For sure. The problem was writing an np.unique[1] that could handle large datasets. Specifically, the solution involved chunking the dataset, mapping np.unique across chunks, and then combining chunks. Merging the counts result is an associative operation and merging them in a tree-like computational graph implies O(log n) merges. The end result was being able to perform the calculation in seconds whereas the previous duration was days to weeks. Going from O(n) to O(log n) is magic.

Specifically this is work related to implementing large dataset support for the dedupe library[1]. It's valuable to be able to effectively de-duplicate messy datasets. That's about as much as I can share.
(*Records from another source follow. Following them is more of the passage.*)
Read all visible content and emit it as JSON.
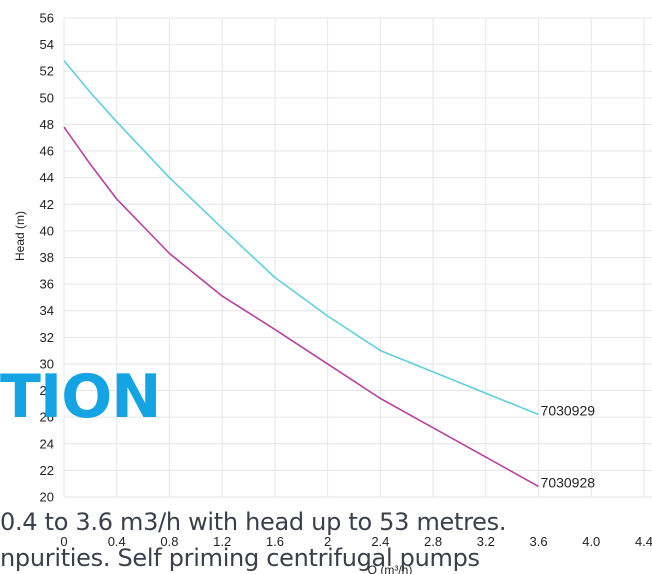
{
  "chart_data": {
    "type": "line",
    "xlabel": "Q (m³/h)",
    "ylabel": "Head (m)",
    "xlim": [
      0,
      4.4
    ],
    "ylim": [
      20,
      56
    ],
    "x_ticks": [
      "0",
      "0.4",
      "0.8",
      "1.2",
      "1.6",
      "2",
      "2.4",
      "2.8",
      "3.2",
      "3.6",
      "4.0",
      "4.4"
    ],
    "y_ticks": [
      20,
      22,
      24,
      26,
      28,
      30,
      32,
      34,
      36,
      38,
      40,
      42,
      44,
      46,
      48,
      50,
      52,
      54,
      56
    ],
    "grid": true,
    "series": [
      {
        "name": "7030929",
        "color": "#5fd0dc",
        "x": [
          0,
          0.2,
          0.4,
          0.8,
          1.2,
          1.6,
          2.0,
          2.4,
          2.8,
          3.2,
          3.6
        ],
        "y": [
          52.8,
          50.4,
          48.2,
          44.0,
          40.2,
          36.5,
          33.6,
          31.0,
          29.4,
          27.8,
          26.2
        ]
      },
      {
        "name": "7030928",
        "color": "#b8409e",
        "x": [
          0,
          0.2,
          0.4,
          0.8,
          1.2,
          1.6,
          2.0,
          2.4,
          2.8,
          3.2,
          3.6
        ],
        "y": [
          47.8,
          45.0,
          42.4,
          38.3,
          35.1,
          32.6,
          30.0,
          27.4,
          25.2,
          23.0,
          20.8
        ]
      }
    ]
  },
  "overlay": {
    "heading": "TION",
    "line1": "0.4 to 3.6 m3/h with head up to 53 metres.",
    "line2": "npurities. Self priming centrifugal pumps"
  }
}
1. https://numpy.org/doc/stable/reference/generated/numpy.uniqu...

2. https://github.com/dedupeio/dedupe/blob/main/dedupe/clusteri...

SkiFire13 · on Sept 8, 2024

> merging them in a tree-like computational graph implies O(log n) merges.

Intuitively this doesn't make sense to me. You have a tree that has N leaves, and you have to perform a merge for each parent. There are however N-1 parents, so you'll still perform O(N) merges.

dskloet · on Sept 8, 2024

Why do you need to merge counts if you look for unique elements? Isn't the count always 1 for each element present? Isn't the key to shard your chunks so each element can appear in at most one chunk?

ReleaseCandidat · on Sept 8, 2024

Actually what you are using is an equivalence relation and you are generating the equivalence classes of your set, "your" associativity is transitivity. Whenever you are comparing something it's almost always better to think of it as a relation instead of an algebraic structure. So you already know beforehand that your algorithm should be reflexive, symmetric and transitive (in theory, of course with computers there is numerics involved ;)

The steps to the solution are something like:

- I need all distinct elements of X

- Oh, that's a quotient set (the partition) of X by a/the equivalence relation (`==`)

- so my algorithm must be reflexive (yeah, trivially), symmetric (not so helpful) and transitive - now this I can use (together with the symmetry)

It's generally easier if you know beforehand that it must be e.g. transitive.